Researchers from the University of Florida have found out that by using gold in crystals grown by light they could create nanoparticles. This discovery has the potential of advancing the medical industry altogether – including cancer treatments, as well as the functionality of pharmaceuticals, medical equipment and solar panels.
Nanoparticles have the ability to be “grown” as crystals when a special process of light is used, also referred as the process of plasmon-driven synthesis. However, the researchers up till now had only slight control without the use of silver, but its use limits the usage in medical tech. The team was the first to use gold instead of silver successfully and with this process it does no harm to the human body.
David Wei, a professor of chemistry and the leader of the team, questions how exactly the light plays a role in the process of plasmon-synthesis as this was not well known up till now. Following the experiments he came to the conclusion that the key lays in gold.
Gold is very sought after material for nanotechnology because of its malleability, doesn’t react with oxygen and is a great heat conductor. These are the properties that make gold ideal for nanoparticles, especially when used in human body.
Polyvinylpyrrolidone (PVP) is a substance that is typically found in pharmaceuticals that are used with plasmon-driven synthesis, which enables researchers to control the growth of the crystal a lot more. Wei was surprised by PVP in his research because it showed the potential to efficiently transfer light-generated “hot” electrons on to the golden surface used for crystal growth.

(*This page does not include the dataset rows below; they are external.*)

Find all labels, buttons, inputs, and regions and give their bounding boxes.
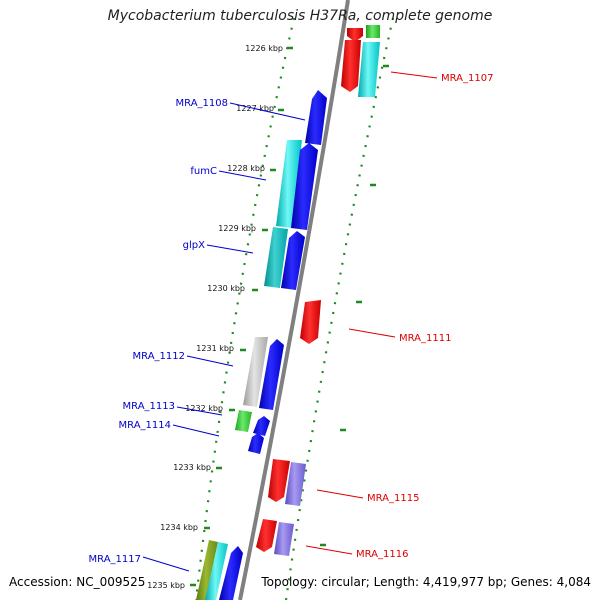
- gene-blue-mid: [259, 339, 284, 410]
- kbp-label: 1232 kbp: [185, 404, 223, 413]
- gene-green: [366, 25, 380, 38]
- gene-blue-bottom: [219, 546, 243, 600]
- track-right-dotted: [284, 17, 395, 600]
- genome-summary-text: Topology: circular; Length: 4,419,977 bp…: [261, 575, 591, 589]
- track-left-dotted: [194, 17, 296, 600]
- gene-label-mra1112: MRA_1112: [133, 351, 185, 362]
- gene-mra1117-olive: [196, 540, 218, 600]
- gene-mra1115-purple: [285, 462, 306, 506]
- kbp-label: 1231 kbp: [196, 344, 234, 353]
- gene-blue-fumc: [291, 143, 318, 230]
- gene-mra1112-grey: [243, 337, 268, 407]
- gene-label-mra1113: MRA_1113: [123, 401, 175, 412]
- kbp-label: 1235 kbp: [147, 581, 185, 590]
- kbp-label: 1230 kbp: [207, 284, 245, 293]
- gene-mra1115-red: [268, 459, 290, 502]
- gene-mra1108-blue: [305, 90, 327, 145]
- kbp-labels: 1226 kbp 1227 kbp 1228 kbp 1229 kbp 1230…: [147, 44, 283, 590]
- gene-label-mra1107: MRA_1107: [441, 73, 493, 84]
- kbp-label: 1229 kbp: [218, 224, 256, 233]
- gene-blue-small1: [253, 416, 270, 436]
- kbp-label: 1228 kbp: [227, 164, 265, 173]
- gene-blue-glpx: [281, 231, 305, 290]
- gene-mra1111-red: [300, 300, 321, 344]
- gene-label-mra1117: MRA_1117: [89, 554, 141, 565]
- gene-mra1107-red: [341, 40, 361, 92]
- leader-lines-right: [305, 71, 438, 555]
- kbp-ticks: [190, 46, 293, 587]
- kbp-label: 1233 kbp: [173, 463, 211, 472]
- gene-label-mra1116: MRA_1116: [356, 549, 408, 560]
- gene-features: [196, 25, 380, 600]
- genome-backbone: [238, 0, 350, 600]
- gene-labels-left: MRA_1108 fumC glpX MRA_1112 MRA_1113 MRA…: [89, 98, 228, 565]
- accession-text: Accession: NC_009525: [9, 575, 146, 589]
- kbp-label: 1234 kbp: [160, 523, 198, 532]
- kbp-label: 1226 kbp: [245, 44, 283, 53]
- gene-label-mra1115: MRA_1115: [367, 493, 419, 504]
- gene-glpX-teal: [264, 227, 288, 288]
- gene-label-fumc: fumC: [190, 166, 217, 177]
- gene-mra1114-blue: [248, 433, 264, 454]
- gene-cyan-b: [358, 42, 380, 97]
- gene-mra1116-red: [256, 519, 277, 552]
- map-title: Mycobacterium tuberculosis H37Ra, comple…: [107, 8, 493, 24]
- gene-label-mra1114: MRA_1114: [119, 420, 171, 431]
- gene-label-mra1111: MRA_1111: [399, 333, 451, 344]
- gene-red: [347, 28, 363, 42]
- gene-mra1117-cyan: [205, 542, 228, 600]
- right-ticks: [320, 64, 389, 547]
- gene-label-glpx: glpX: [183, 240, 205, 251]
- gene-label-mra1108: MRA_1108: [176, 98, 228, 109]
- gene-mra1116-purple: [274, 522, 294, 556]
- leader-lines-left: [142, 102, 306, 572]
- gene-labels-right: MRA_1107 MRA_1111 MRA_1115 MRA_1116: [356, 73, 493, 560]
- gene-mra1113-green: [235, 410, 252, 432]
- gene-fumC-cyan: [276, 140, 302, 228]
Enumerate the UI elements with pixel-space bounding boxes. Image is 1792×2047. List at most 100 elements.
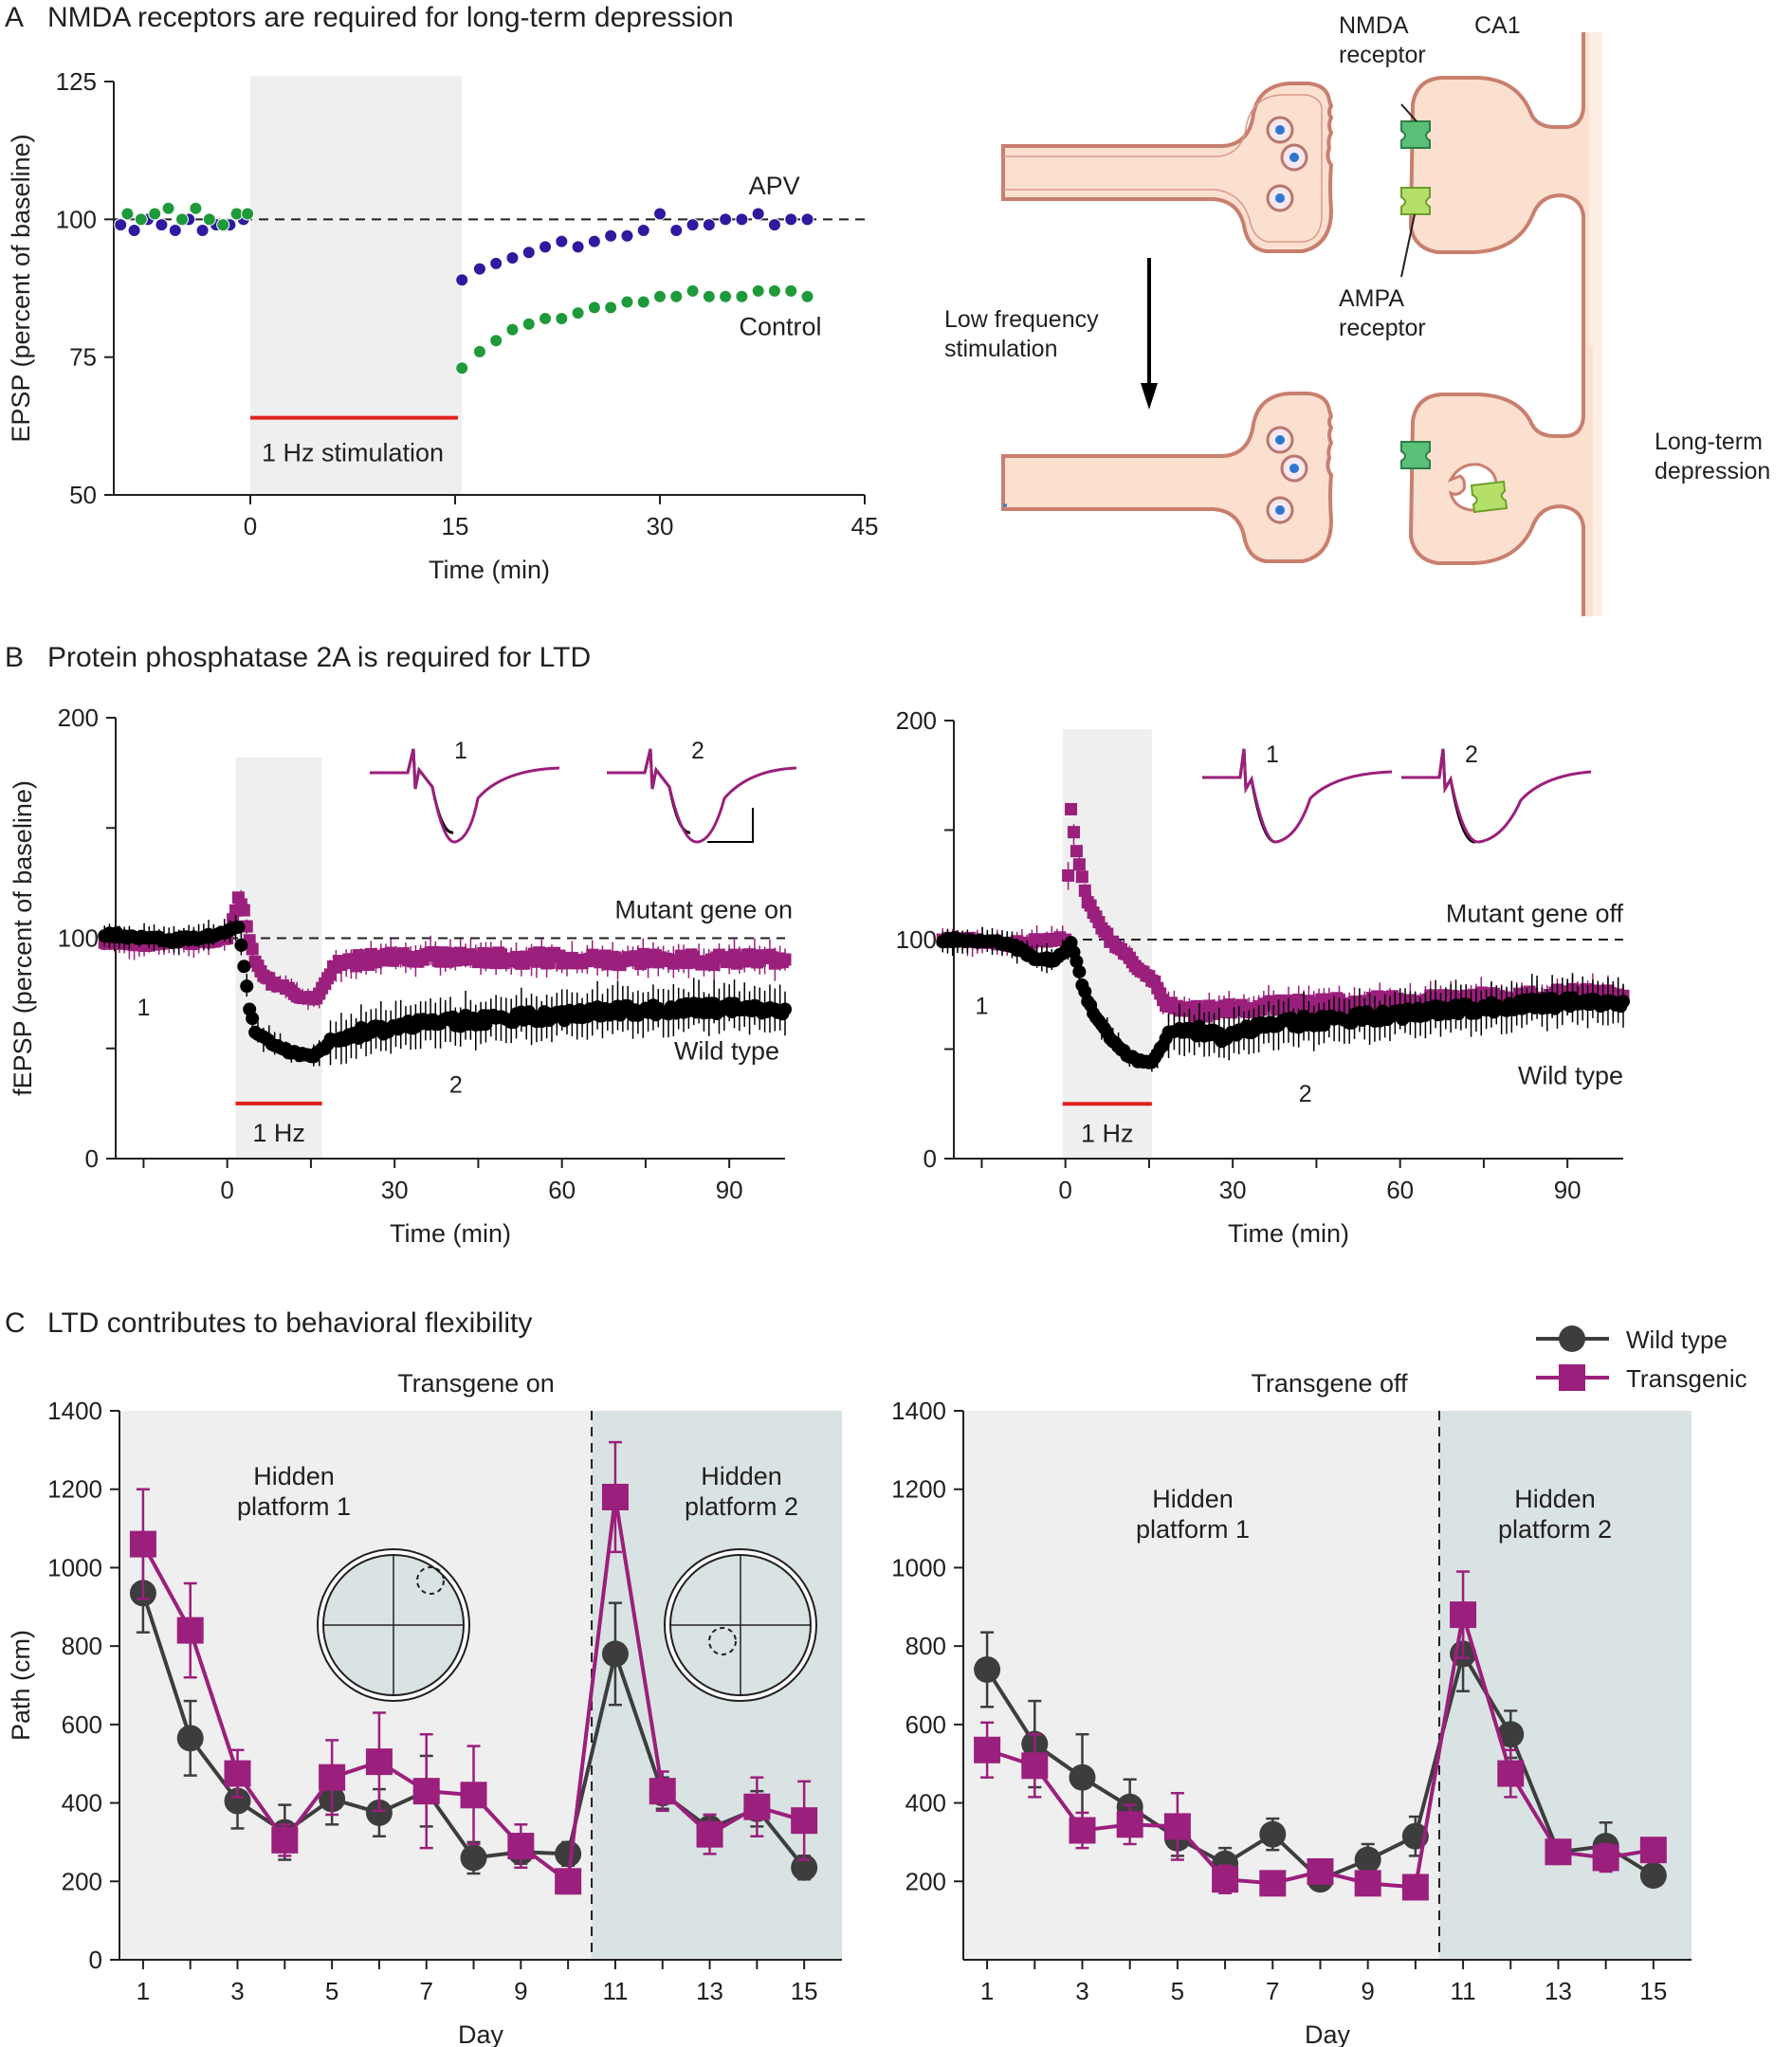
data-point	[974, 1736, 1001, 1764]
hidden-platform	[708, 1627, 737, 1655]
data-point	[767, 283, 781, 298]
y-axis-label: EPSP (percent of baseline)	[7, 134, 35, 442]
data-point	[735, 212, 749, 227]
panel-c-letter: C	[5, 1307, 26, 1339]
data-point	[1259, 1820, 1287, 1848]
data-point	[1307, 1857, 1334, 1885]
data-point	[743, 1793, 771, 1820]
data-point	[653, 207, 667, 221]
nmda-pointer	[1400, 103, 1417, 122]
nmda-receptor-bottom	[1400, 441, 1431, 469]
ampa-label-line2: receptor	[1339, 315, 1426, 341]
trace-magenta	[370, 748, 560, 844]
data-point	[1069, 1817, 1096, 1844]
legend-transgenic-marker	[1559, 1364, 1585, 1391]
data-point	[800, 212, 814, 227]
data-point	[175, 212, 189, 227]
x-tick-label: 45	[851, 512, 879, 540]
y-axis-label: fEPSP (percent of baseline)	[9, 780, 37, 1096]
data-point	[751, 207, 765, 221]
y-tick-label: 125	[56, 67, 97, 96]
legend-transgenic-label: Transgenic	[1626, 1364, 1747, 1393]
data-point	[455, 361, 469, 375]
ltd-label-line1: Long-term	[1655, 429, 1763, 455]
data-point	[555, 234, 569, 248]
region-label-1-line1: Hidden	[253, 1462, 335, 1490]
data-point	[365, 1748, 393, 1776]
data-point	[784, 212, 798, 227]
data-point	[521, 246, 536, 260]
y-tick-label: 50	[69, 481, 97, 509]
data-point	[555, 1868, 582, 1895]
panel-b-title: Protein phosphatase 2A is required for L…	[47, 642, 591, 673]
y-tick-label: 400	[905, 1789, 946, 1818]
data-point	[702, 218, 716, 232]
x-tick-label: 9	[514, 1977, 527, 2005]
y-tick-label: 600	[62, 1710, 102, 1739]
y-tick-label: 1400	[47, 1397, 102, 1425]
data-point	[571, 240, 585, 254]
data-point	[1062, 868, 1075, 882]
trace-magenta	[607, 748, 797, 844]
series-label-apv: APV	[749, 172, 800, 200]
data-point	[735, 289, 749, 303]
x-tick-label: 60	[1386, 1176, 1414, 1204]
y-tick-label: 1200	[891, 1475, 946, 1504]
data-point	[636, 295, 650, 309]
x-tick-label: 5	[1171, 1977, 1184, 2005]
data-point	[240, 979, 254, 994]
panel-a-letter: A	[5, 2, 24, 33]
data-point	[161, 201, 175, 215]
data-point	[114, 218, 128, 232]
vesicles-top	[1266, 116, 1308, 212]
y-tick-label: 200	[905, 1867, 946, 1895]
x-tick-label: 15	[791, 1977, 818, 2005]
ca1-label: CA1	[1474, 12, 1521, 39]
presynaptic-terminal-top	[1001, 82, 1334, 253]
data-point	[505, 322, 520, 337]
data-point	[653, 289, 667, 303]
data-point	[601, 1483, 629, 1510]
water-maze-icon	[317, 1548, 470, 1702]
data-point	[1212, 1866, 1239, 1893]
data-point	[702, 289, 716, 303]
x-tick-label: 30	[381, 1176, 409, 1204]
data-point	[1021, 1752, 1049, 1780]
x-tick-label: 3	[230, 1977, 244, 2005]
point-label-2: 2	[1299, 1081, 1312, 1107]
stimulation-label: 1 Hz	[1081, 1119, 1134, 1147]
x-tick-label: 1	[137, 1977, 150, 2005]
x-tick-label: 11	[1451, 1977, 1476, 2005]
data-point	[195, 223, 210, 237]
data-point	[127, 223, 141, 237]
arrow-label-line2: stimulation	[944, 336, 1058, 362]
panel-a-title: NMDA receptors are required for long-ter…	[47, 2, 734, 33]
data-point	[1075, 870, 1088, 884]
data-point	[555, 311, 569, 325]
data-point	[189, 201, 203, 215]
axon-terminal-shape-bottom	[1001, 392, 1334, 563]
point-label-2: 2	[449, 1071, 463, 1098]
data-point	[800, 289, 814, 303]
curve-label-top: Mutant gene off	[1446, 900, 1624, 928]
y-tick-label: 1000	[891, 1553, 946, 1581]
ampa-pointer	[1400, 213, 1416, 278]
y-tick-label: 100	[56, 205, 97, 233]
plot-title: Transgene on	[397, 1369, 555, 1398]
data-point	[1354, 1870, 1381, 1897]
plot-c-right: 1 3 5 7 9 11 13 15200400600800100012001400DayTr…	[891, 1369, 1691, 2047]
inset-label: 2	[1465, 741, 1478, 768]
data-point	[1070, 845, 1083, 858]
data-point	[365, 1799, 393, 1826]
y-tick-label: 100	[896, 925, 937, 954]
y-tick-label: 0	[923, 1144, 937, 1173]
data-point	[620, 228, 634, 243]
x-axis-label: Day	[1305, 2020, 1351, 2047]
y-tick-label: 100	[58, 924, 99, 953]
inset-label: 1	[454, 738, 467, 764]
data-point	[539, 240, 553, 254]
data-point	[719, 212, 733, 227]
y-tick-label: 1400	[891, 1397, 946, 1425]
y-tick-label: 0	[85, 1144, 99, 1173]
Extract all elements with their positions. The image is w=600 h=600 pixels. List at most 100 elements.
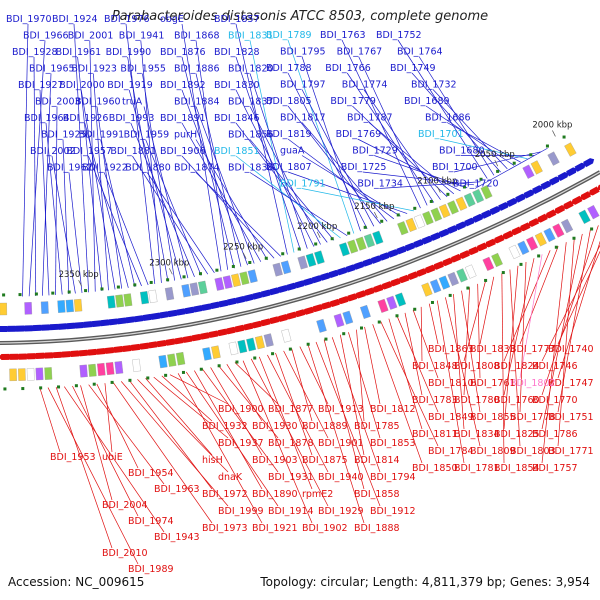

The studies showed that the very first plasmonic synthesis strategy could have made higher yielded gold nanoprisms. What is also very exciting is that visible-range and low-power light could also be used with the synthesis process. Combining this with nanoparticles that are being used in solar photovoltaic devices it can help utilize solar energy that can be used for chemical synthesis in order to make nanomaterials.
Newly developed synthesis process has numerous potential applications in photochemistry and biomedicine, even more so in the targeted drug delivery system and photothermal therapeutics which are necessary to develop highly successful cancer treatment drugs.
The full study was published in Nature Materials journal.